Basato sul libro American Prometheus: The Triumph and Tragedy of J. Robert Oppenheimer, autorevole biografia del 2005 di Kai Bird e Martin J. Sherwin (pubblicata in Italia da Garzanti con l’essenziale titolo Oppenheimer), il film affronta l’intera storia del Progetto Manhattan, le sue origini e la vita privata dello scienziato.
La visione di Nolan è un alternarsi di flashback: dal processo negli anni ’50 al sospetto di comunismo, ai primi passi del giovane scienziato nel mondo della fisica, fino a diventare colui che riunirà gli scienziati destinati a realizzare l’arma finale, quella che potrebbe persino distruggere il mondo, secondo i calcoli dello scienziato Edward Teller (futuro padre della bomba all’idrogeno).
La pellicola è un fiume in piena di personaggi e dialoghi serrati con dati tecnici che si cerca di semplificare per gli spettatori; tantissimi attori, anche di grido, relegati in piccole parti, quasi camei, per dare in realtà ampio spazio all’interpretazione di Cillian Murphy nel ruolo di Oppenheimer ed a Robert Downey Junior nei panni di Lewis Strauss, l’ex capo della Commissione dell’Energia Atomica.
Il film si avvale anche di un accattivante bianco e nero per mostrarci tante scene del dopobomba, il tutto realizzato con la solita maestria dal direttore della fotografia di fiducia di Nolan, il talentuoso (ora anche Premio Oscar) Hoyte van Hoytema.
Il resto del cast è composto da volti noti, rassicuranti per il regista e “facili” per lo spettatore, al fine di trasmettere i principi della fisica nel modo più empatico possibile: Niels Bohr (uno dei fisici più importanti nello sviluppo della Bomba) è interpretato da Kenneth Branagh mentre Matt Damon veste i panni dell’ingegnere militare Leslie Groves.
Le figure femminili che ruotano intorno ad “Oppie” sono Jean Tatlock, una tempestosa amante comunista interpretata da Florence Pugh e la seducente moglie, vittima dell’alcool, Kitty Harrison (Emily Blunt).
L’opera di Nolan affronta principalmente il dilemma morale che affliggerà Oppenheimer nell’arco della sua intera esistenza, in quanto novello Prometeo che ruba il fuoco agli Dei e poi ne rimane vittima, rendendosi conto di aver contribuito a spingere l’intero genere umano verso il baratro della distruzione totale.
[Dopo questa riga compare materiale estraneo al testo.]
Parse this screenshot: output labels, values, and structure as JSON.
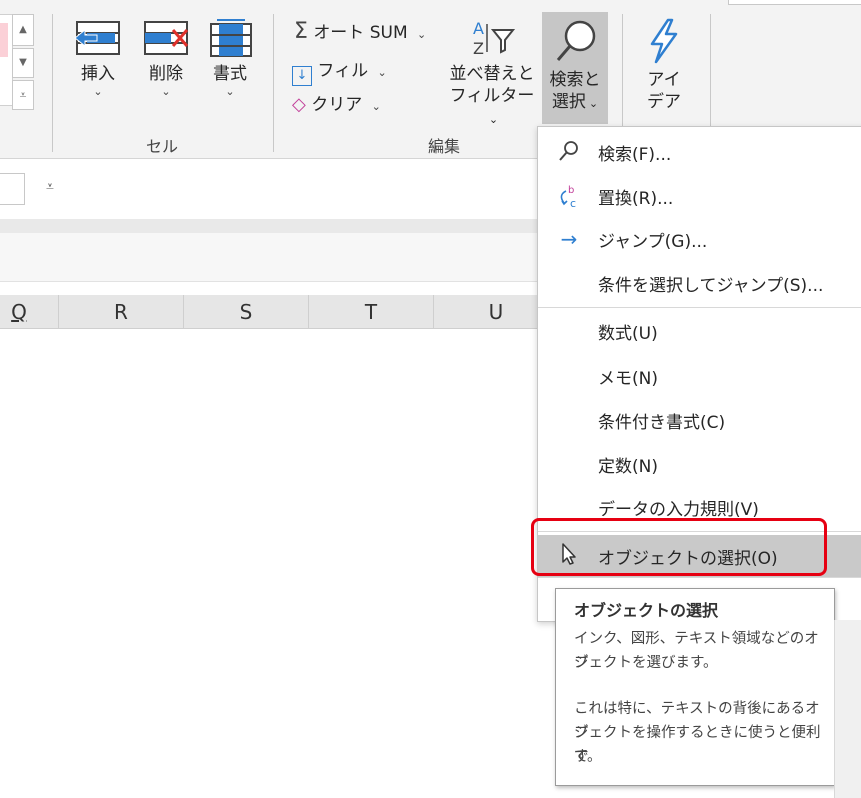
{
  "ribbon": {
    "cells_group": {
      "label": "セル",
      "insert": "挿入",
      "delete": "削除",
      "format": "書式"
    },
    "editing_group": {
      "label": "編集",
      "autosum": "オート SUM",
      "fill": "フィル",
      "clear": "クリア",
      "sort_filter_line1": "並べ替えと",
      "sort_filter_line2": "フィルター",
      "find_select_line1": "検索と",
      "find_select_line2": "選択"
    },
    "ideas_group": {
      "ideas_line1": "アイ",
      "ideas_line2": "デア"
    }
  },
  "formula_bar": {
    "toggle_icon": "⩡"
  },
  "columns": [
    "Q",
    "R",
    "S",
    "T",
    "U"
  ],
  "menu": {
    "items": [
      {
        "label": "検索(F)...",
        "icon": "search-icon"
      },
      {
        "label": "置換(R)...",
        "icon": "replace-icon"
      },
      {
        "label": "ジャンプ(G)...",
        "icon": "arrow-right-icon"
      },
      {
        "label": "条件を選択してジャンプ(S)...",
        "icon": ""
      },
      {
        "label": "数式(U)",
        "icon": ""
      },
      {
        "label": "メモ(N)",
        "icon": ""
      },
      {
        "label": "条件付き書式(C)",
        "icon": ""
      },
      {
        "label": "定数(N)",
        "icon": ""
      },
      {
        "label": "データの入力規則(V)",
        "icon": ""
      },
      {
        "label": "オブジェクトの選択(O)",
        "icon": "cursor-icon"
      }
    ]
  },
  "tooltip": {
    "title": "オブジェクトの選択",
    "body1_line1": "インク、図形、テキスト領域などのオブ",
    "body1_line2": "ジェクトを選びます。",
    "body2_line1": "これは特に、テキストの背後にあるオブ",
    "body2_line2": "ジェクトを操作するときに使うと便利で",
    "body2_line3": "す。"
  },
  "colors": {
    "highlight_border": "#e60012",
    "icon_blue": "#2f7fd0",
    "icon_red": "#e0312b"
  }
}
Nei suoi “tre minuti di film”, il regista riesce abilmente ad evitare di mostrarci, se non in qualche scena fugace, cosa possa provocare il “fuoco atomico”; niente distruzione di Hiroshima o Nagasaki, quindi, ma soltanto una fredda discussione su quanti morti avrebbe provocato (tra i 100.000 e i 200.000), con la certezza che avrebbe potuto salvare molte vite evitando l’invasione del Giappone.
In realtà, gli storici hanno recentemente ben illustrato come la nazione si sarebbe arresa di lì a poco, a causa della totale mancanza di risorse, mentre l’utilizzo della bomba era ovviamente destinato, come ben racconta la pellicola, a mandare un messaggio preciso a Stalin ed all’Unione Sovietica.
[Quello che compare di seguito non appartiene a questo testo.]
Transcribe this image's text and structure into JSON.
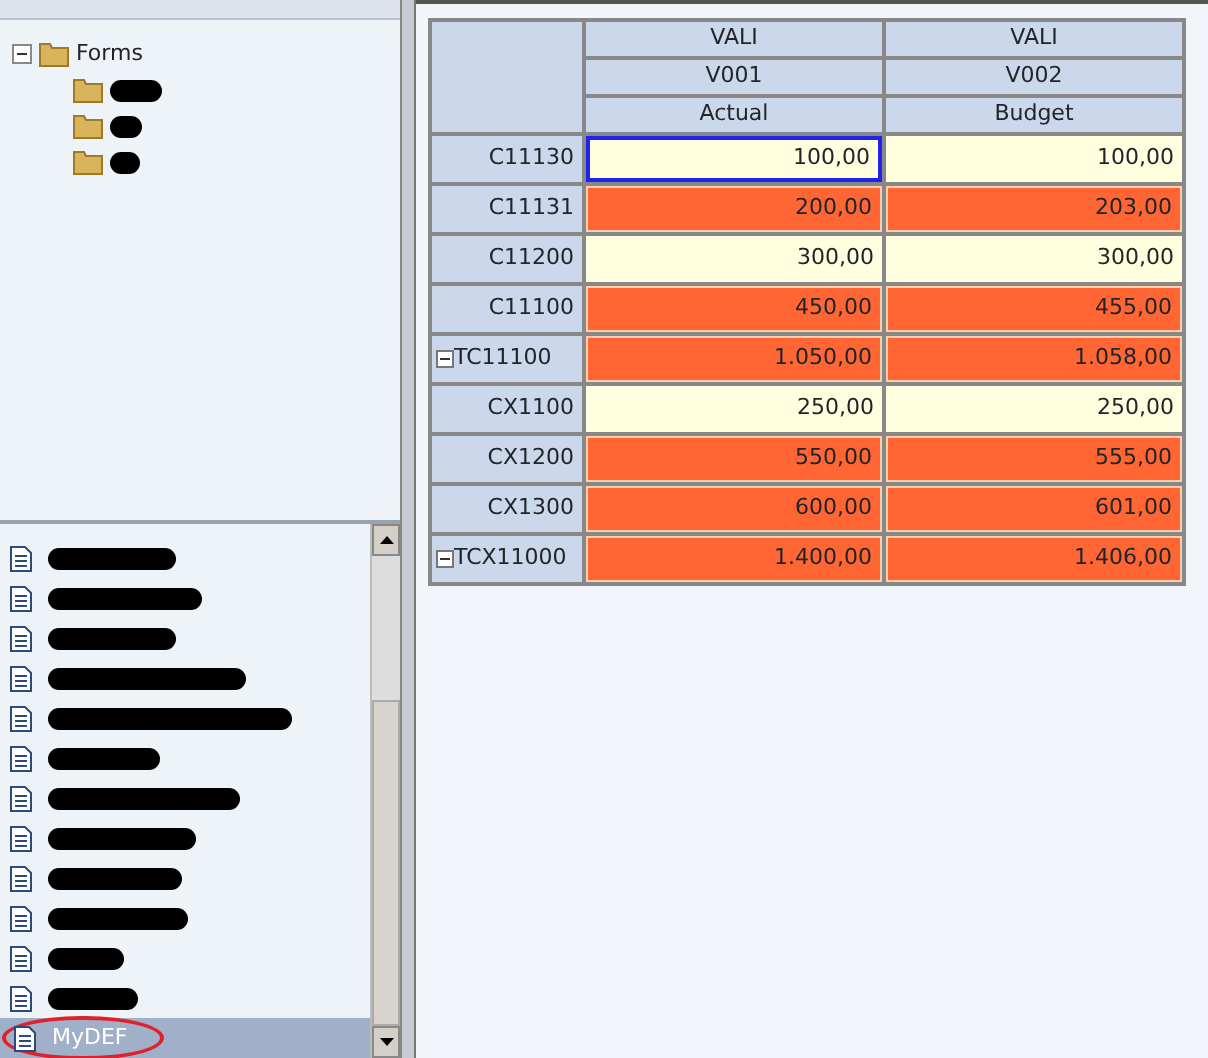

Ecco a voi la preziosa videorecensione del grande Federico Frusciante.
Nolan sembra davvero non aver tralasciato niente.
Il suo film si fissa, rapidamente ed in modo permanente, nella memoria e diventerà uno di quei cult della Storia del Cinema le cui immagini verranno utilizzate nei telegiornali e nei documentari scientifici per ricordare la figura di Oppenheimer e la “nascita” della bomba atomica.
L’Orologio dell’Apocalisse, inventato (non a caso) nel 1947, ci ricorda quanto manca alla distruzione dell’umanità.
Al momento segna circa 90 secondi alla fine ma speriamo sinceramente che la storia cinematografica di Oppie convinca l’umanità a far arretrare le lancette.